Beitrag von ziphen » Donnerstag 5. Mai 2016, 09:24

Gallus hat geschrieben:Evangelischer Landesbischof leugnet die Auferstehung Christi: http://www.evang-kirche-voehringen.de/w ... oehringen/
Idea.de hatte gleich an Ostermontag oder -dienstag mit sehr kurzem Zitat davon berichtet. Ich suchte dann in den Tagen danach nach dem EZ-Artikel im Netz, um das Ganze mal im Zusammenhang zu lesen, fand jedoch nichts. Außerdem suchte ich nach einer Äußerung Ulrichs zu seinem Artikel in der EZ und fand diese in einer Predigt.

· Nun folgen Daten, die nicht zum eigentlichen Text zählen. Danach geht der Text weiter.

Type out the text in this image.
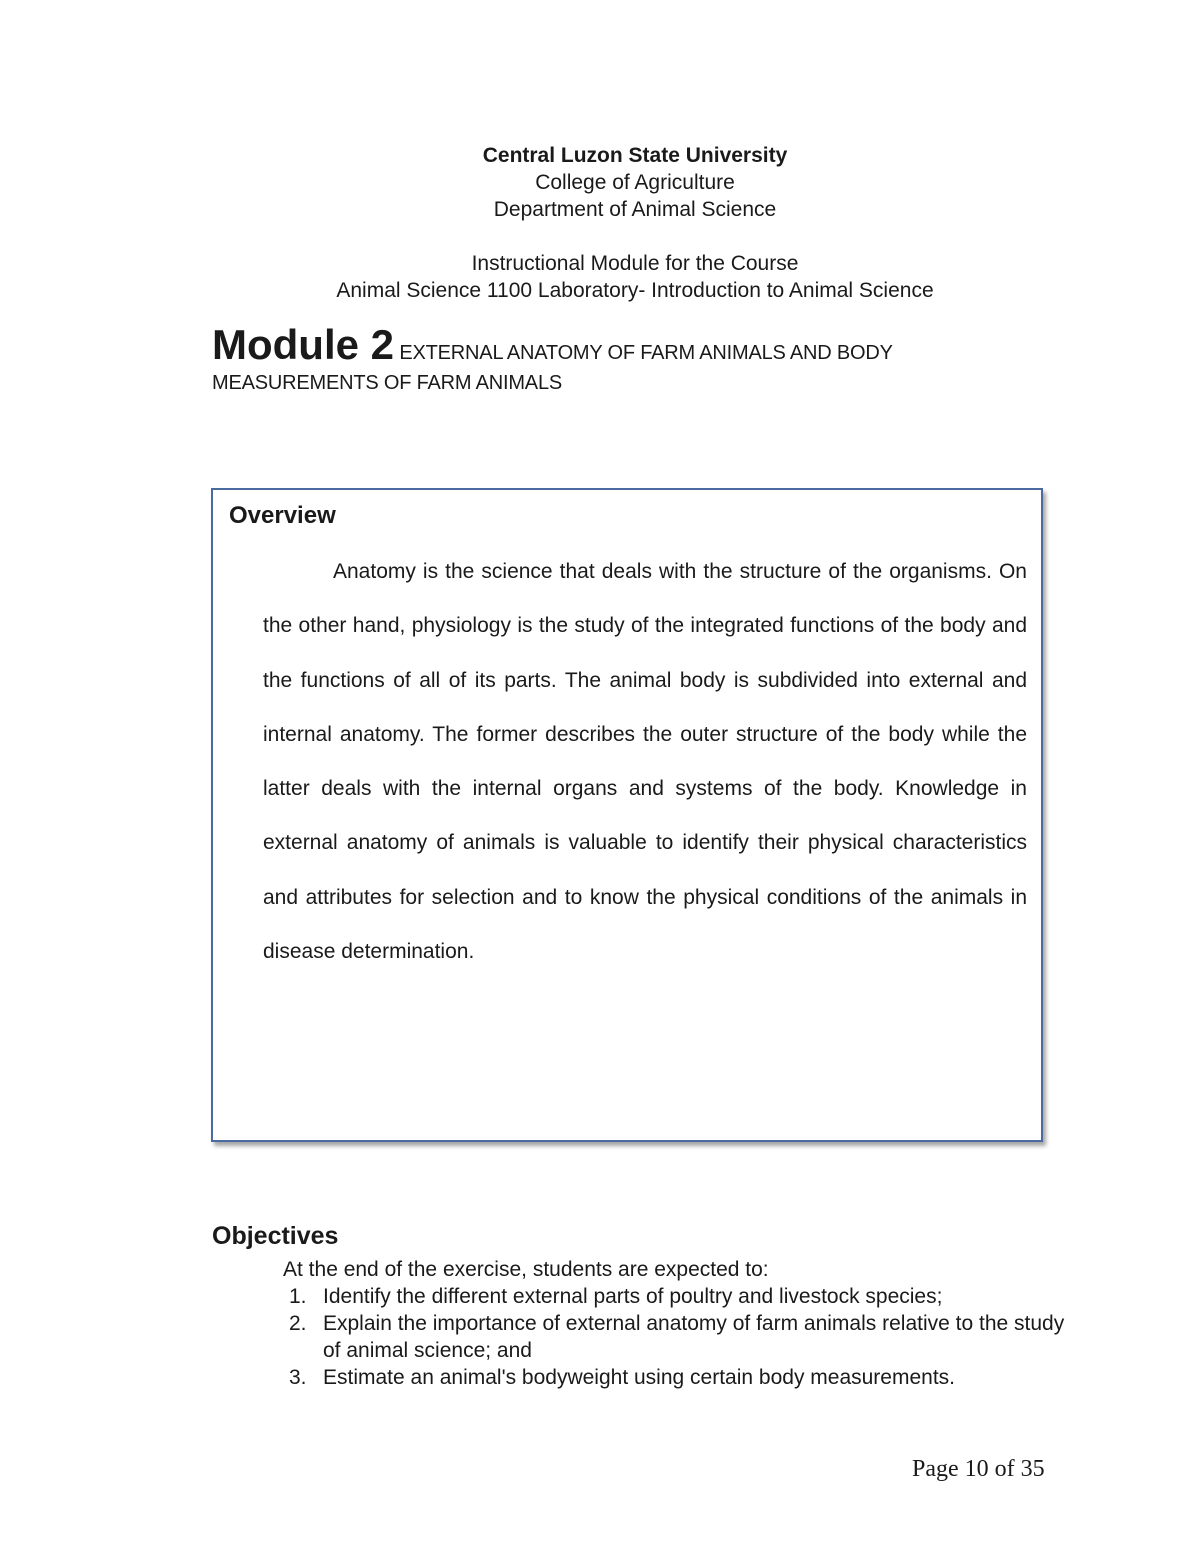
Central Luzon State University
College of Agriculture
Department of Animal Science
Instructional Module for the Course
Animal Science 1100 Laboratory- Introduction to Animal Science
Module 2 EXTERNAL ANATOMY OF FARM ANIMALS AND BODY MEASUREMENTS OF FARM ANIMALS
Overview

Anatomy is the science that deals with the structure of the organisms. On the other hand, physiology is the study of the integrated functions of the body and the functions of all of its parts. The animal body is subdivided into external and internal anatomy. The former describes the outer structure of the body while the latter deals with the internal organs and systems of the body. Knowledge in external anatomy of animals is valuable to identify their physical characteristics and attributes for selection and to know the physical conditions of the animals in disease determination.

Objectives
At the end of the exercise, students are expected to:
1. Identify the different external parts of poultry and livestock species;
2. Explain the importance of external anatomy of farm animals relative to the study of animal science; and
3. Estimate an animal's bodyweight using certain body measurements.
Page 10 of 35
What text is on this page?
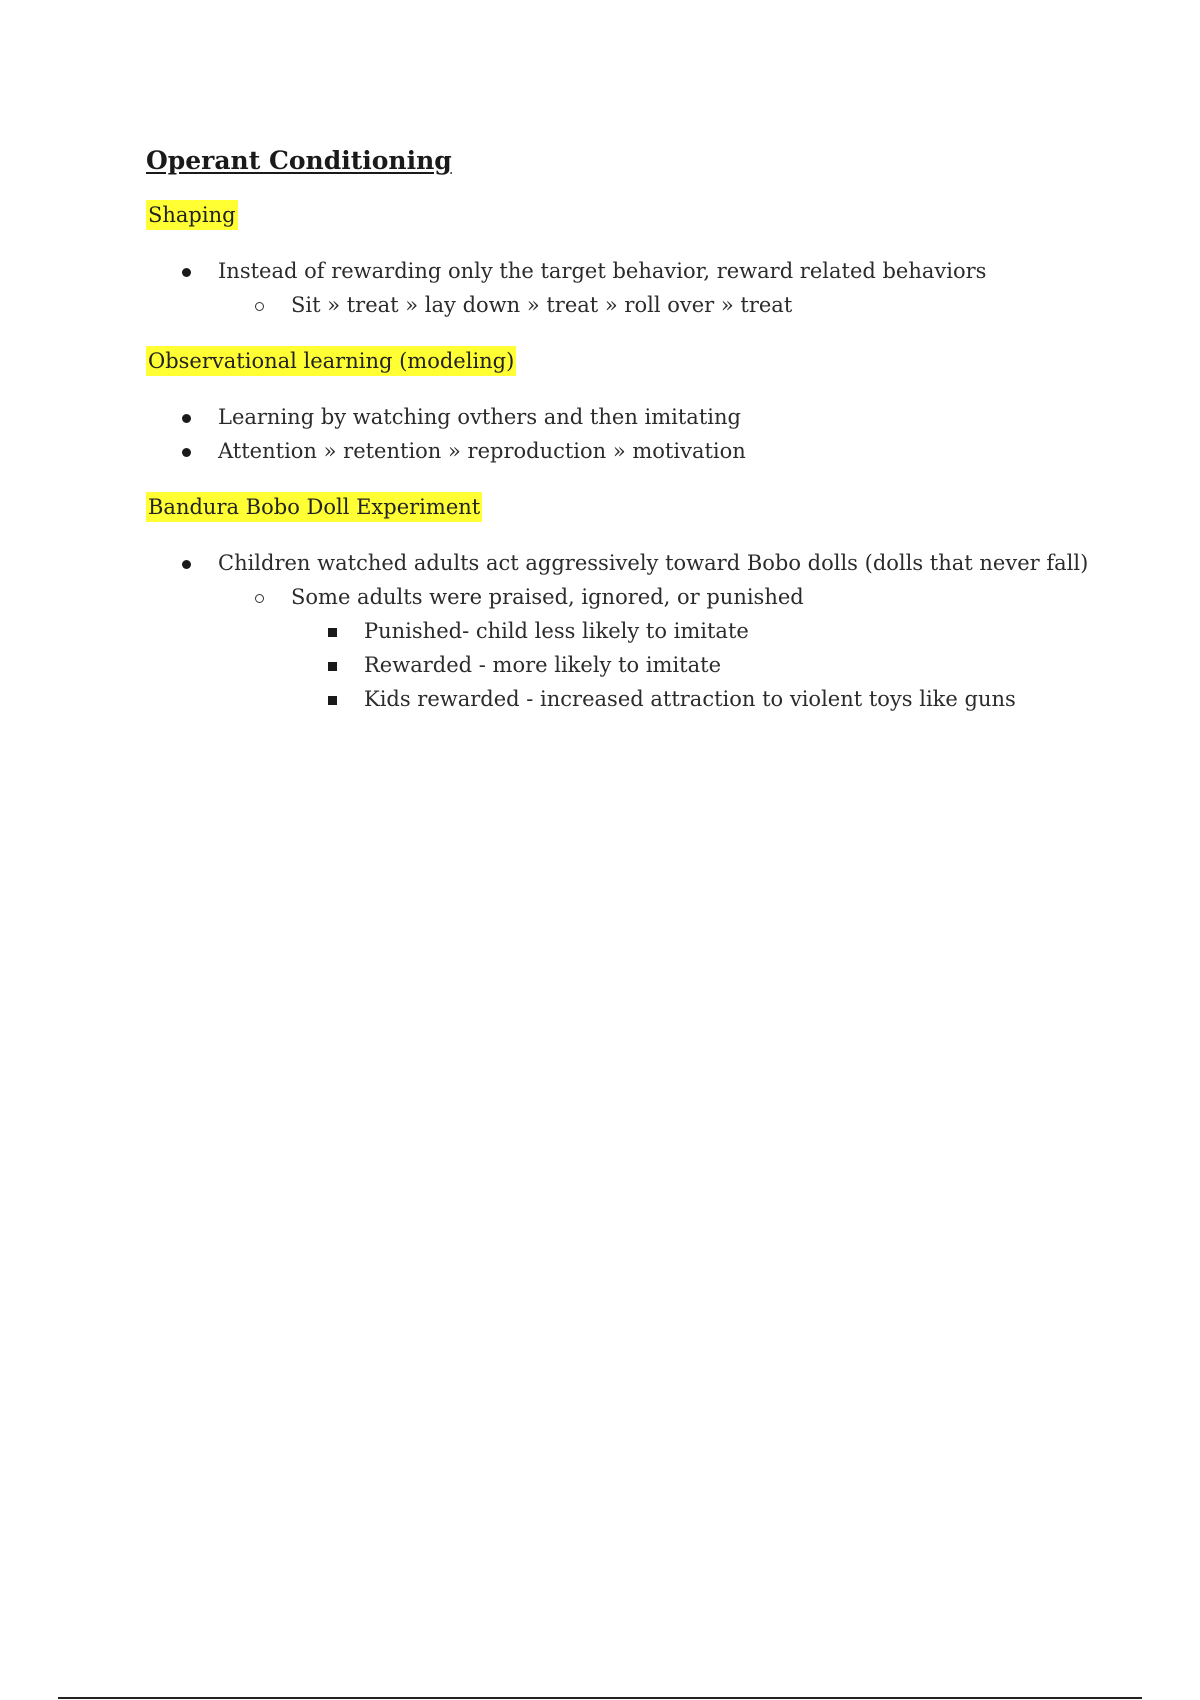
Operant Conditioning
Shaping
Instead of rewarding only the target behavior, reward related behaviors
Sit » treat » lay down » treat » roll over » treat
Observational learning (modeling)
Learning by watching ovthers and then imitating
Attention » retention » reproduction » motivation
Bandura Bobo Doll Experiment
Children watched adults act aggressively toward Bobo dolls (dolls that never fall)
Some adults were praised, ignored, or punished
Punished- child less likely to imitate
Rewarded - more likely to imitate
Kids rewarded - increased attraction to violent toys like guns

Landesbischof Ulrich in einer Predigt am 8. April 216 hat geschrieben:In einem Artikel von mir in unseren Kirchenzeitungen, in dem es um eine Bildbetrachtung zu Karfreitag und Ostern geht, stehen Formulierungen, die, vor allem, wenn man sie aus ihrem Zusammenhang isoliert, zu Missverständnissen, Irritationen und bei manchen sogar zum Verdacht geführt haben, ich würde die leibliche Auferstehung Jesu von den Toten leugnen. Ich sage hier in aller Deutlichkeit: das tue ich natürlich nicht, das liegt mir fern. Wer mich kennt, weiß, dass ich, wie alle Christenmenschen, aus der Kraft der Auferstehung lebe, aus der lebendigen Hoffnung, die ihren Grund in der Gewissheit hat, dass der Tod überwunden ist und nicht das letzte Wort behält, dass das Leben siegt. Das leere Grab am Ostermorgen ist für mich eine Glaubenstatsache, die nicht zu leugnen ist.
Da ich nun das etwas längere Zitat in Gallus Link gelesen habe, finde ich, er hat das in dem EZ-Artikel schon geschickt gemacht, indem er nicht äußert, wie er etwas selber denkt sondern wie die Jünger damals wohl über den Tod gedacht haben. Er ist fein raus, unterstellt den Jüngern aber bestimmte Gedanken, die wiederum einen bestimmten Eindruck beim Leser hinterlassen. Mit welcher Absicht? :achselzuck:
Wenn böse Zungen stechen, / mir Glimpf und Namen brechen, / so will ich zähmen mich; /
das Unrecht will ich dulden, / dem Nächsten seine Schulden / verzeihen gern und williglich.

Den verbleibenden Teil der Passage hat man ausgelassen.